There were, however, absolutely no possibles or probables when it came to Burial 8. This individual was “almost certainly” Frederick L. Davis, the man hanged on May 9, 1922, for the rape and brutal murder of eight-year-old Philip Goldberg. There were so many positive pointers. Court documents put his age at forty-six, which matched the estimated age range of the skeleton. Archival newspapers reported that Davis had a gold tooth, wore a wig, walked with a cane, and was suffering from a terminal disease that would have killed him within two years. The excavation of Burial 8 turned up a gold-and-enamel dental bridge and remains bearing signs of advanced tertiary venereal syphilis. Symptoms of this disease include difficulty in coordinating muscle movements, bone loss, and, grimly, dementia. This would explain the cane, the missing teeth, the dental work, and the kind of mental deterioration that may have been a contributing factor in so savage a crime.
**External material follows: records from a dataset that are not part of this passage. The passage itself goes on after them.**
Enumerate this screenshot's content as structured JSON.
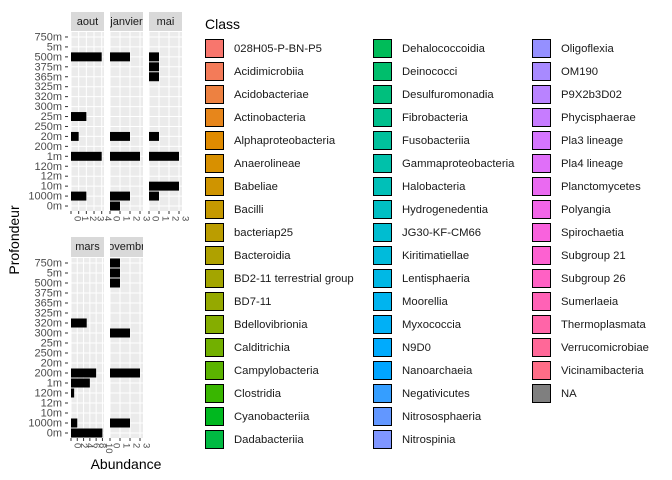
{
  "chart_data": {
    "type": "bar",
    "orientation": "horizontal",
    "facet_by": "month",
    "ylabel": "Profondeur",
    "xlabel": "Abundance",
    "depth_levels": [
      "750m",
      "5m",
      "500m",
      "375m",
      "365m",
      "325m",
      "320m",
      "300m",
      "25m",
      "250m",
      "20m",
      "200m",
      "1m",
      "120m",
      "12m",
      "10m",
      "1000m",
      "0m"
    ],
    "facets": [
      {
        "name": "aout",
        "x_ticks": [
          "0",
          "1",
          "2",
          "3",
          "4"
        ],
        "xlim": [
          0,
          4.3
        ],
        "bars": [
          {
            "depth": "500m",
            "value": 4
          },
          {
            "depth": "25m",
            "value": 2
          },
          {
            "depth": "20m",
            "value": 1
          },
          {
            "depth": "1m",
            "value": 4
          },
          {
            "depth": "1000m",
            "value": 2
          }
        ]
      },
      {
        "name": "janvier",
        "x_ticks": [
          "0",
          "1",
          "2",
          "3"
        ],
        "xlim": [
          0,
          3.3
        ],
        "bars": [
          {
            "depth": "500m",
            "value": 2
          },
          {
            "depth": "20m",
            "value": 2
          },
          {
            "depth": "1m",
            "value": 3
          },
          {
            "depth": "1000m",
            "value": 2
          },
          {
            "depth": "0m",
            "value": 1
          }
        ]
      },
      {
        "name": "mai",
        "x_ticks": [
          "0",
          "1",
          "2",
          "3"
        ],
        "xlim": [
          0,
          3.3
        ],
        "bars": [
          {
            "depth": "500m",
            "value": 1
          },
          {
            "depth": "375m",
            "value": 1
          },
          {
            "depth": "365m",
            "value": 1
          },
          {
            "depth": "20m",
            "value": 1
          },
          {
            "depth": "1m",
            "value": 3
          },
          {
            "depth": "10m",
            "value": 3
          },
          {
            "depth": "1000m",
            "value": 1
          }
        ]
      },
      {
        "name": "mars",
        "x_ticks": [
          "0",
          "2",
          "4",
          "6",
          "8",
          "10"
        ],
        "xlim": [
          0,
          10.5
        ],
        "bars": [
          {
            "depth": "320m",
            "value": 5
          },
          {
            "depth": "200m",
            "value": 8
          },
          {
            "depth": "1m",
            "value": 6
          },
          {
            "depth": "120m",
            "value": 1
          },
          {
            "depth": "1000m",
            "value": 2
          },
          {
            "depth": "0m",
            "value": 10
          }
        ]
      },
      {
        "name": "novembre",
        "x_ticks": [
          "0",
          "1",
          "2",
          "3"
        ],
        "xlim": [
          0,
          3.3
        ],
        "bars": [
          {
            "depth": "750m",
            "value": 1
          },
          {
            "depth": "5m",
            "value": 1
          },
          {
            "depth": "500m",
            "value": 1
          },
          {
            "depth": "300m",
            "value": 2
          },
          {
            "depth": "200m",
            "value": 3
          },
          {
            "depth": "1000m",
            "value": 2
          }
        ]
      }
    ],
    "bar_color": "#000000",
    "panel_background": "#ebebeb",
    "strip_background": "#d9d9d9",
    "legend": {
      "title": "Class",
      "placement": "right",
      "columns": [
        [
          {
            "label": "028H05-P-BN-P5",
            "color": "#F8766D"
          },
          {
            "label": "Acidimicrobiia",
            "color": "#F37B59"
          },
          {
            "label": "Acidobacteriae",
            "color": "#ED8141"
          },
          {
            "label": "Actinobacteria",
            "color": "#E7861B"
          },
          {
            "label": "Alphaproteobacteria",
            "color": "#E08B00"
          },
          {
            "label": "Anaerolineae",
            "color": "#D89000"
          },
          {
            "label": "Babeliae",
            "color": "#CF9400"
          },
          {
            "label": "Bacilli",
            "color": "#C59900"
          },
          {
            "label": "bacteriap25",
            "color": "#BB9D00"
          },
          {
            "label": "Bacteroidia",
            "color": "#AFA100"
          },
          {
            "label": "BD2-11 terrestrial group",
            "color": "#A3A500"
          },
          {
            "label": "BD7-11",
            "color": "#95A900"
          },
          {
            "label": "Bdellovibrionia",
            "color": "#85AD00"
          },
          {
            "label": "Calditrichia",
            "color": "#72B000"
          },
          {
            "label": "Campylobacteria",
            "color": "#5BB300"
          },
          {
            "label": "Clostridia",
            "color": "#39B600"
          },
          {
            "label": "Cyanobacteriia",
            "color": "#00B81F"
          },
          {
            "label": "Dadabacteriia",
            "color": "#00BA42"
          }
        ],
        [
          {
            "label": "Dehalococcoidia",
            "color": "#00BC59"
          },
          {
            "label": "Deinococci",
            "color": "#00BE6C"
          },
          {
            "label": "Desulfuromonadia",
            "color": "#00BF7D"
          },
          {
            "label": "Fibrobacteria",
            "color": "#00C08D"
          },
          {
            "label": "Fusobacteriia",
            "color": "#00C19C"
          },
          {
            "label": "Gammaproteobacteria",
            "color": "#00C1AA"
          },
          {
            "label": "Halobacteria",
            "color": "#00C0B8"
          },
          {
            "label": "Hydrogenedentia",
            "color": "#00BFC4"
          },
          {
            "label": "JG30-KF-CM66",
            "color": "#00BDD0"
          },
          {
            "label": "Kiritimatiellae",
            "color": "#00BBDB"
          },
          {
            "label": "Lentisphaeria",
            "color": "#00B8E5"
          },
          {
            "label": "Moorellia",
            "color": "#00B4EF"
          },
          {
            "label": "Myxococcia",
            "color": "#00B0F6"
          },
          {
            "label": "N9D0",
            "color": "#00ABFD"
          },
          {
            "label": "Nanoarchaeia",
            "color": "#00A5FF"
          },
          {
            "label": "Negativicutes",
            "color": "#359EFF"
          },
          {
            "label": "Nitrososphaeria",
            "color": "#6297FF"
          },
          {
            "label": "Nitrospinia",
            "color": "#7F96FF"
          }
        ],
        [
          {
            "label": "Oligoflexia",
            "color": "#9590FF"
          },
          {
            "label": "OM190",
            "color": "#A88AFF"
          },
          {
            "label": "P9X2b3D02",
            "color": "#B983FF"
          },
          {
            "label": "Phycisphaerae",
            "color": "#C77CFF"
          },
          {
            "label": "Pla3 lineage",
            "color": "#D575FE"
          },
          {
            "label": "Pla4 lineage",
            "color": "#E06FF9"
          },
          {
            "label": "Planctomycetes",
            "color": "#EA6AF1"
          },
          {
            "label": "Polyangia",
            "color": "#F265E8"
          },
          {
            "label": "Spirochaetia",
            "color": "#F962DD"
          },
          {
            "label": "Subgroup 21",
            "color": "#FD61D1"
          },
          {
            "label": "Subgroup 26",
            "color": "#FF61C4"
          },
          {
            "label": "Sumerlaeia",
            "color": "#FF62B6"
          },
          {
            "label": "Thermoplasmata",
            "color": "#FF65A8"
          },
          {
            "label": "Verrucomicrobiae",
            "color": "#FF6898"
          },
          {
            "label": "Vicinamibacteria",
            "color": "#FE6D87"
          },
          {
            "label": "NA",
            "color": "#7F7F7F"
          }
        ]
      ]
    }
  }
}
The site investigation concluded that, unless separately claimed for reburial by family members, the fifteen individuals should be “disinterred and re-interred in a proper cemetery.” No one stepped forward to claim any of the bodies, and they have all now been laid to rest, still in unmarked graves, on a grassy slope framed by majestic old trees in St. James Cemetery on the west side of the Don River. A simple brass plaque announces that “Here lie the remains of 15 men, executed and buried at the Don Jail between 1871 [sic] and 1930 prior to the abolition of the death penalty in Canada. Their remains were moved to this plot in 2008.”
But there must be at least one person who sometimes spares a thought for these lost souls. On a warm July day, a small, crumpled bouquet lies beside the marker — its flowers, once blue, now dry and faded.
Brass memorial plaque, dated 2008, at St. James Cemetery in Toronto. It commemorates the reinterment of fifteen bodies found in the “Murderer’s Graveyard” at the Don Jail.